Android Wear 2.0 was promising at Google’s I/O conference, but it’s since been delayed until next year.
But our watches will have to wait a little longer before they get any smarter. After the third beta release in late September, Google announced that Android Wear 2.0 wouldn’t be released until early next year, a move that capped a rather bland year for wearables. LG, Lenovo, and Huawei neglected to release much in the way of new wrist hardware, while Motorola announced it was rethinking its entire smartwatch strategy. In fact the only real movement on the Android Wear front came in the form of me-too moves from traditional manufacturers such as Michael Kors, Nixon, and Fossil. But with Android smartwatches struggling to make much of a dent in the landscape anyway, maybe a little extra time will do everyone some good.
Google joins the VR party with Daydream
Even without a new crop of smartwatches, people everywhere were strapping high-priced gadgets to their bodies—but on their heads, not their wrists. In 2016, headsets were far and away the coolest wearable on the block, and everyone wanted to get in on the act.
Google’s Daydream VR was a massive upgrade from its Cardboard viewer.
Ever the trendsetter, Samsung got the ball rolling some time ago with its Gear VR, an Oculus-powered headset compatible with its top-end Galaxy phones. Not to be outdone, this year HTC began selling the consumer version of its Steam VR-powered Vive, a high-end virtual reality experience that requires a pretty powerful PC, not a phone. And the Oculus Rift PC headset finally landed on store shelves.

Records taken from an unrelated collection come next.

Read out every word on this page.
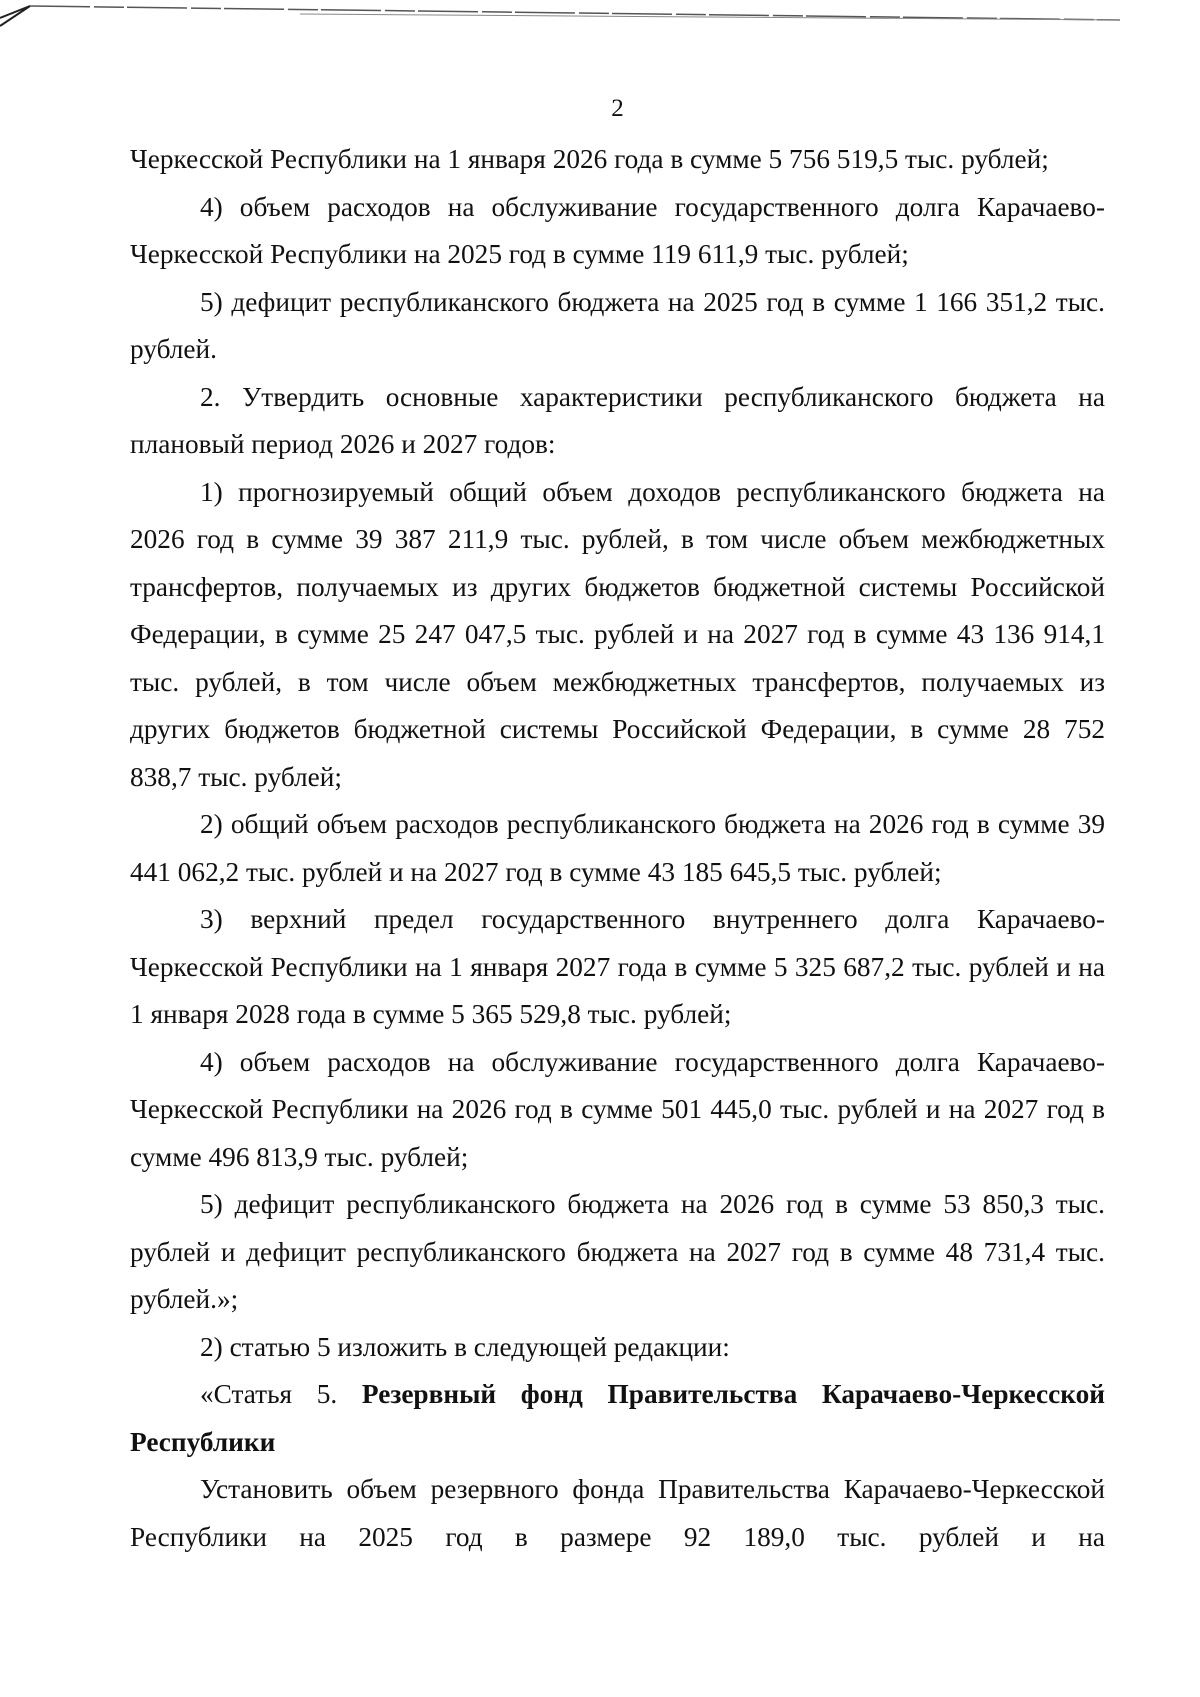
2

Черкесской Республики на 1 января 2026 года в сумме 5 756 519,5 тыс. рублей;

4) объем расходов на обслуживание государственного долга Карачаево-Черкесской Республики на 2025 год в сумме 119 611,9 тыс. рублей;

5) дефицит республиканского бюджета на 2025 год в сумме 1 166 351,2 тыс. рублей.

2. Утвердить основные характеристики республиканского бюджета на плановый период 2026 и 2027 годов:

1) прогнозируемый общий объем доходов республиканского бюджета на 2026 год в сумме 39 387 211,9 тыс. рублей, в том числе объем межбюджетных трансфертов, получаемых из других бюджетов бюджетной системы Российской Федерации, в сумме 25 247 047,5 тыс. рублей и на 2027 год в сумме 43 136 914,1 тыс. рублей, в том числе объем межбюджетных трансфертов, получаемых из других бюджетов бюджетной системы Российской Федерации, в сумме 28 752 838,7 тыс. рублей;

2) общий объем расходов республиканского бюджета на 2026 год в сумме 39 441 062,2 тыс. рублей и на 2027 год в сумме 43 185 645,5 тыс. рублей;

3) верхний предел государственного внутреннего долга Карачаево-Черкесской Республики на 1 января 2027 года в сумме 5 325 687,2 тыс. рублей и на 1 января 2028 года в сумме 5 365 529,8 тыс. рублей;

4) объем расходов на обслуживание государственного долга Карачаево-Черкесской Республики на 2026 год в сумме 501 445,0 тыс. рублей и на 2027 год в сумме 496 813,9 тыс. рублей;

5) дефицит республиканского бюджета на 2026 год в сумме 53 850,3 тыс. рублей и дефицит республиканского бюджета на 2027 год в сумме 48 731,4 тыс. рублей.»;

2) статью 5 изложить в следующей редакции:

«Статья 5. Резервный фонд Правительства Карачаево-Черкесской Республики

Установить объем резервного фонда Правительства Карачаево-Черкесской Республики на 2025 год в размере 92 189,0 тыс. рублей и на
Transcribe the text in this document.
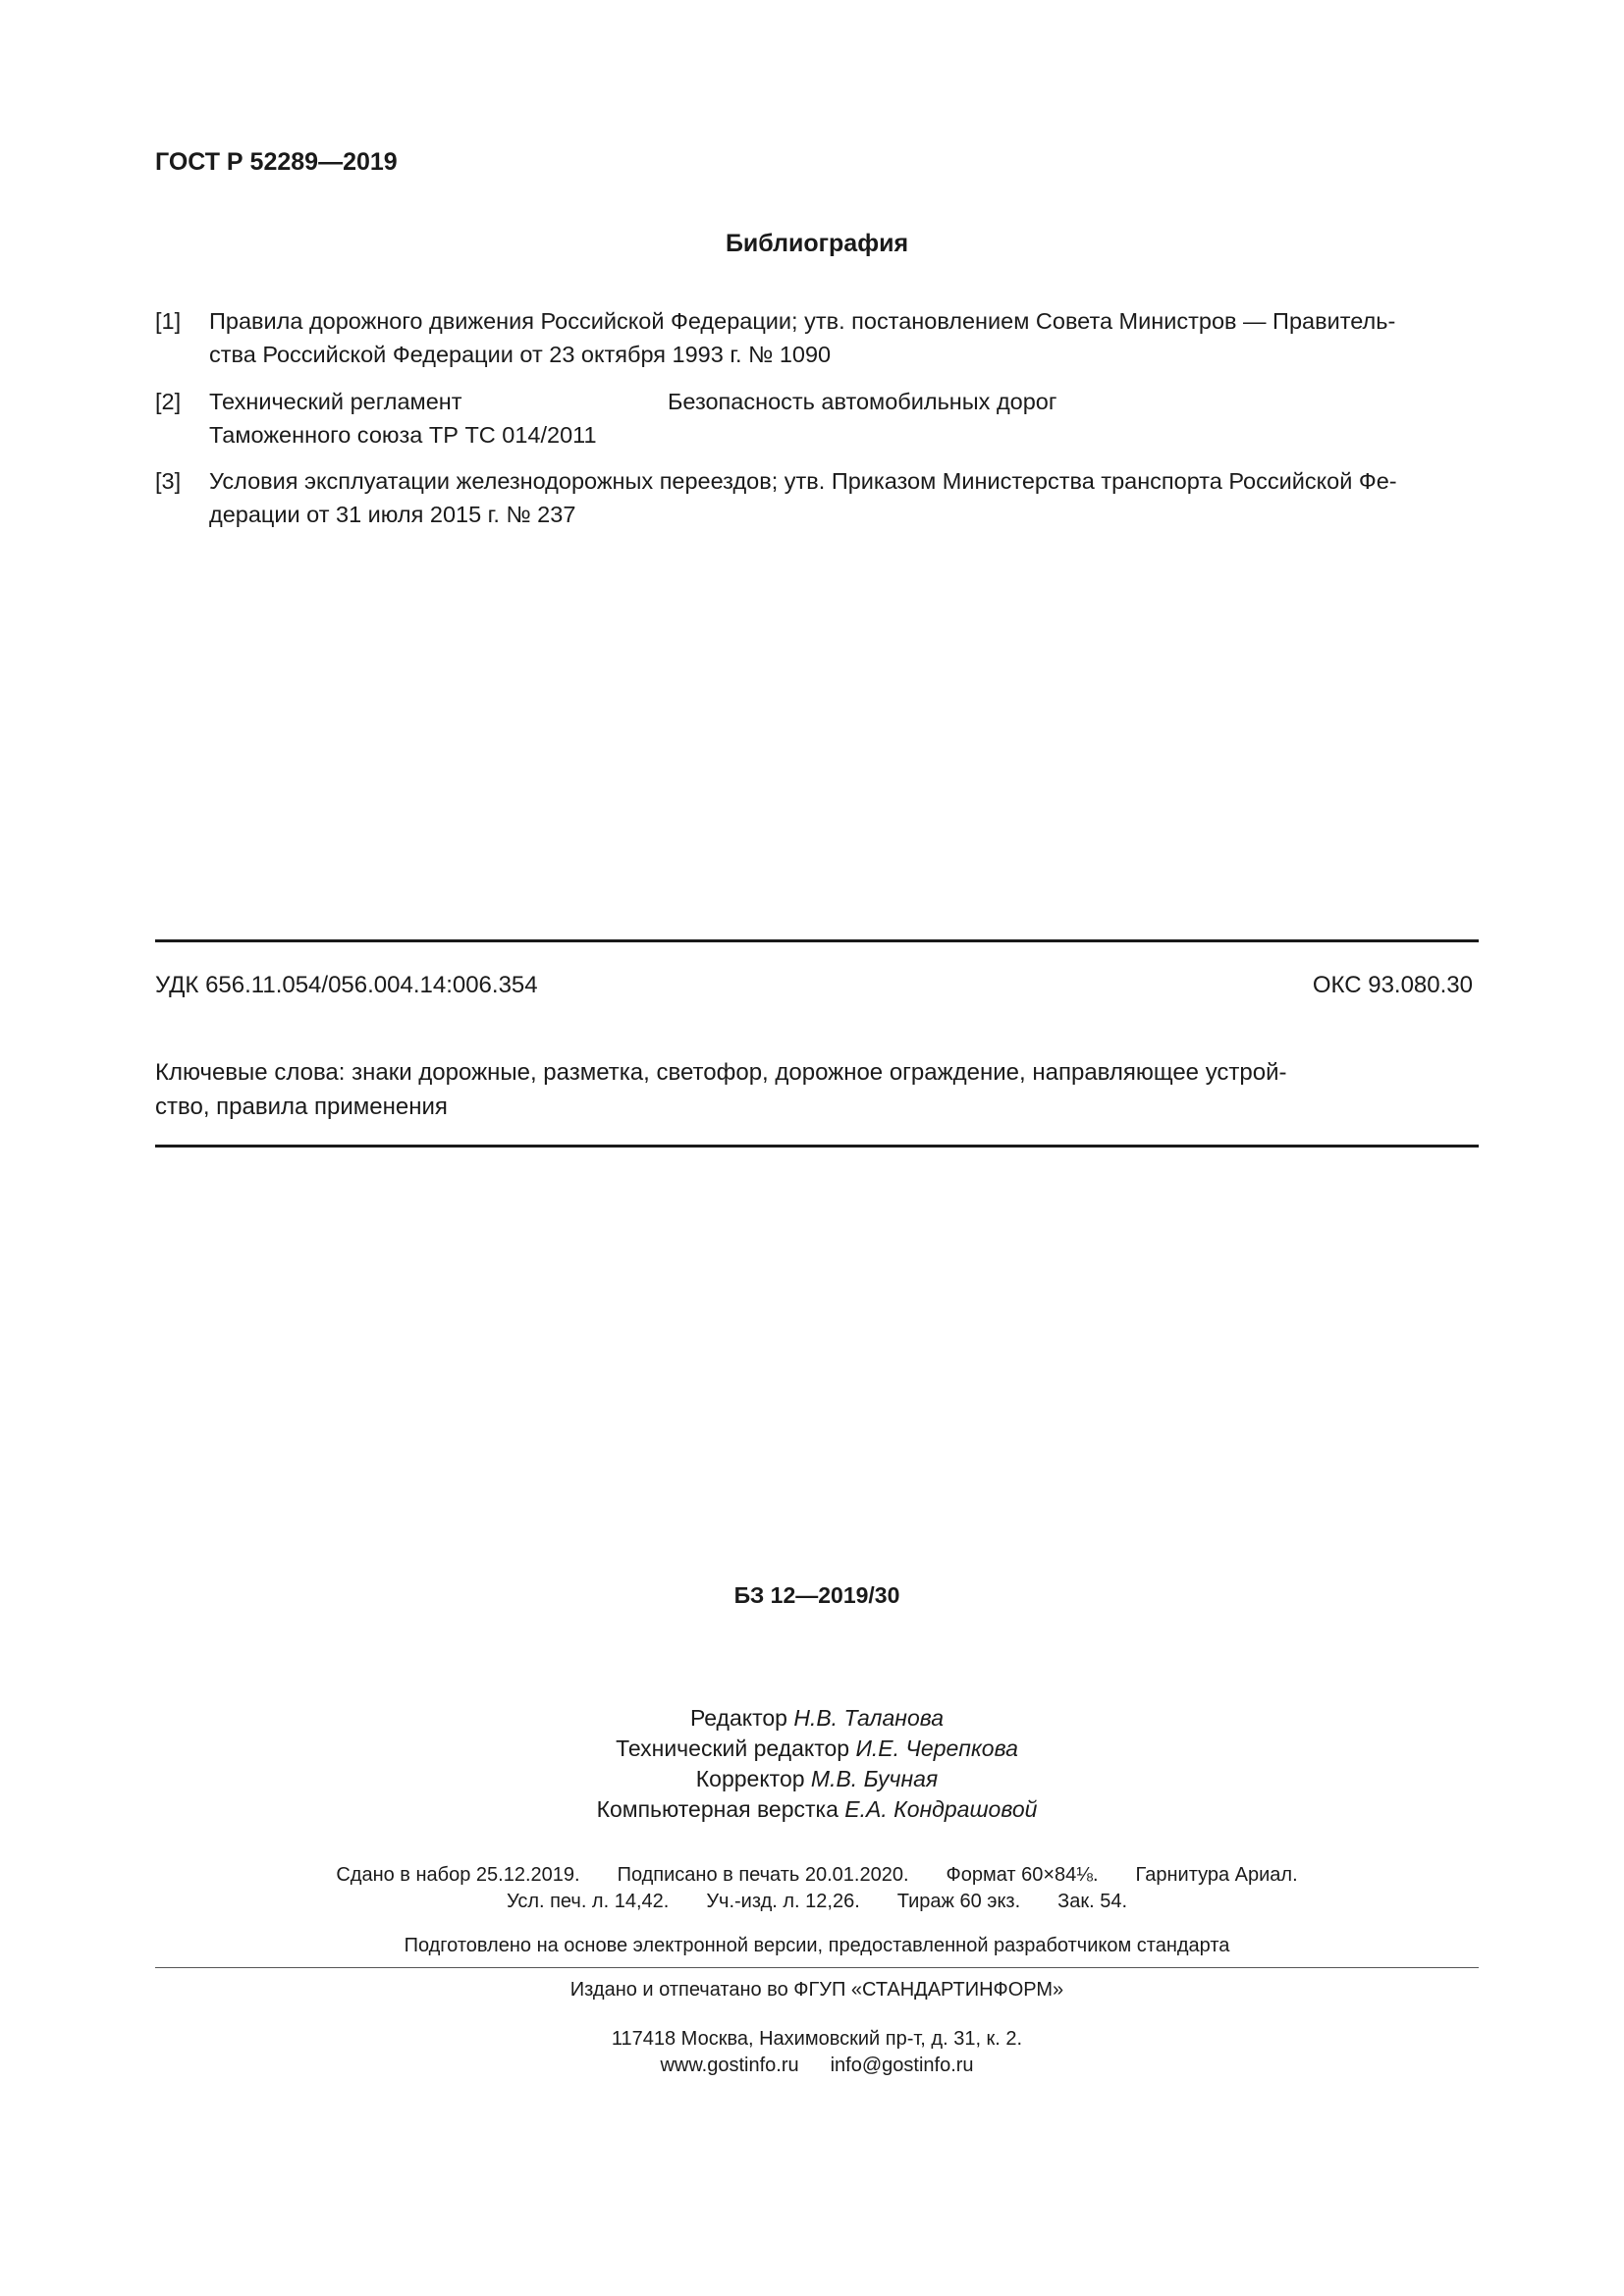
ГОСТ Р 52289—2019
Библиография
[1]	Правила дорожного движения Российской Федерации; утв. постановлением Совета Министров — Правитель-
ства Российской Федерации от 23 октября 1993 г. № 1090
[2]	Технический регламент
Таможенного союза ТР ТС 014/2011
Безопасность автомобильных дорог
[3]	Условия эксплуатации железнодорожных переездов; утв. Приказом Министерства транспорта Российской Фе-
дерации от 31 июля 2015 г. № 237
УДК 656.11.054/056.004.14:006.354	ОКС 93.080.30
Ключевые слова: знаки дорожные, разметка, светофор, дорожное ограждение, направляющее устрой-
ство, правила применения
БЗ 12—2019/30
Редактор Н.В. Таланова
Технический редактор И.Е. Черепкова
Корректор М.В. Бучная
Компьютерная верстка Е.А. Кондрашовой
Сдано в набор 25.12.2019. Подписано в печать 20.01.2020. Формат 60×84⅛. Гарнитура Ариал.
Усл. печ. л. 14,42. Уч.-изд. л. 12,26. Тираж 60 экз. Зак. 54.
Подготовлено на основе электронной версии, предоставленной разработчиком стандарта
Издано и отпечатано во ФГУП «СТАНДАРТИНФОРМ»
117418 Москва, Нахимовский пр-т, д. 31, к. 2.
www.gostinfo.ru info@gostinfo.ru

Google blew the Velcro off the original Cardboard VR viewer player with Daydream, a fabric-wrapped, somewhat fashionable headset that put a premium on comfort. Google's answer to Gear VR, Daydream is a standard that supports multiple phones and one-ups Samsung's offering with a motion-tracked controller. The platform is still finding its feet—as the library of apps (or lack thereof) will attest—but VR looks to be the real deal.
Android Auto for everyone
We still haven’t gotten the native Waze app support that Google teased at I/O, but Android Auto is hardly spinning its wheels. A bevy of 2017 models have signed on to offer support—among them the Subaru Impreza, Dodge Charger and Challenger, and every new vehicle made by Ford—and Nougat quietly expanded the connected car concept from the entertainment system to the cockpit, giving car manufacturers the ability to create full Android-powered automobiles.